Cumhurbaşkanı Erdoğan, Anadolu'nun bilgiye, bilime, yeniliğe, buluşa, tasarıma asla yabancı olmadını belirterek, "Kayseri'den Bursa'ya Edirne'den Manisa'ya kadar pek çok şehrimiz dönemlerinin eğitim ve bilim merkezleri olmuşlardır. İstanbul asırlar boyunca sadece ülkemizin değil tüm bölgenin, tüm dünyanın bu bakımından parlayan yıldızı olmayı başarmış bir şehirdir. Cumhuriyetle birlikte Ankara'yı bu bakımdan sürekli bir arayış içinde görüyoruz. Aynı şekilde Harezmi'den Ali Kuşçu'ya El Cabir'den İbn-i Sina'ya İbn-i Sina'dan Piri Reis'e bilgi ve yenilik bakımından dönemlerinin en iyileri olan isimlere sahibiz" ifadelerini kullandı.

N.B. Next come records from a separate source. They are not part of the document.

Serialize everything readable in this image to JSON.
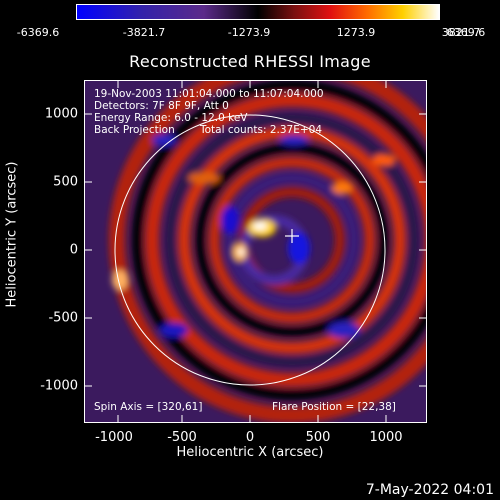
{
  "colorbar": {
    "ticks": [
      "-6369.6",
      "-3821.7",
      "-1273.9",
      "1273.9",
      "3821.7",
      "6369.6"
    ],
    "gradient_stops": [
      "#0000ff",
      "#5b2a8a",
      "#000000",
      "#e01010",
      "#ff6a00",
      "#ffd000",
      "#ffffff"
    ]
  },
  "title": "Reconstructed RHESSI Image",
  "info": {
    "time": "19-Nov-2003 11:01:04.000 to 11:07:04.000",
    "detectors": "Detectors: 7F 8F 9F, Att 0",
    "energy": "Energy Range: 6.0 - 12.0 keV",
    "method": "Back Projection",
    "counts": "Total counts: 2.37E+04",
    "spin_axis": "Spin Axis = [320,61]",
    "flare_position": "Flare Position = [22,38]"
  },
  "axes": {
    "xlabel": "Heliocentric X (arcsec)",
    "ylabel": "Heliocentric Y (arcsec)",
    "xticks": [
      "-1000",
      "-500",
      "0",
      "500",
      "1000"
    ],
    "yticks": [
      "1000",
      "500",
      "0",
      "-500",
      "-1000"
    ]
  },
  "timestamp": "7-May-2022 04:01"
}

"GÖMÜLMEK İSTENDİĞİMİZ MEZARDAN ÇIKTIK"
Cumhurbaşkanı Erdoğan, sözlerine şöyle devam etti:
"Her ne kadar geçtiğimiz 200 yıl diğer alanlar gibi bu konuda da bir fetret dönemi yaşamamıza sebep olmuşsa da inanıyorum ki artık bunu geride bırakma aşamasındayız. Son 12 yılda gerçekleştirdiğimiz atılımlar millet olarak yeniden özgüvenimizi kazanmamıza, şanlı dönemlerimizi hatırlamamıza vesile oldu, gömülmek istendiğimiz mezardan çıktık, artık böyle bir durum yok. Üzerimize dökülmeye çalışılan betonu parçaladık, yeniden nefes almaya, çevremizle irtibat kurmaya başladık. Elbette hala pek çok sıkıntımız var ama artık eskisinden farklı olarak bir imkana sahibiz, nedir o? Önce bunun cevabını bulmamız lazım. Kendimize güveniyoruz, başarabileceğimize inanıyoruz. Eğer inanmak başarmanın yarısı ise biz bu yarıyı çoktan geçtik. Çünkü inançla birlikte artık somut neticelere de sahibiz. Ekonomide, altyapıda, sosyal devlet olma konusunda, uluslarararası alanda elde ettiğimiz neticeler var. En basit şekilde ifade edecek olursak bugünün Türkiye'si 12 yıl öncesinin Türkiye'sinden hamd olsun 3 kat daha büyük ama yetmez. İnşallah 2023 hedeflerimize de ulaşacak ve Türkiye'yi 3 kat daha büyüteceğiz. Hiç şüpheniz olmasın bunu da başaracağız. Çünkü buna inanıyoruz, inanmakla kalmıyor, her alanda bu doğrultuda çalışıyor, mücadele ediyoruz. Tabi kendi ülkesine, kendi milletine ve tüm bu hedeflere inancı olmayanlar da yok değil bugüne kadar onları dikkate almadık, bundan sonra almayacağız. Biz bugüne kadar onlar için de mücadele ettik, onlar için de çalıştık, bundan sonra elde edilecek başarılardan onlar da onların evlatları da hiç şüphesiz faydalanacaklar. Ülkemizde yaşayan 78 milyon vatandaşımız ve coğrafyamızda yaşayan tüm kardeşlerimiz için çalışmaya, çabalamaya devam edeceğiz."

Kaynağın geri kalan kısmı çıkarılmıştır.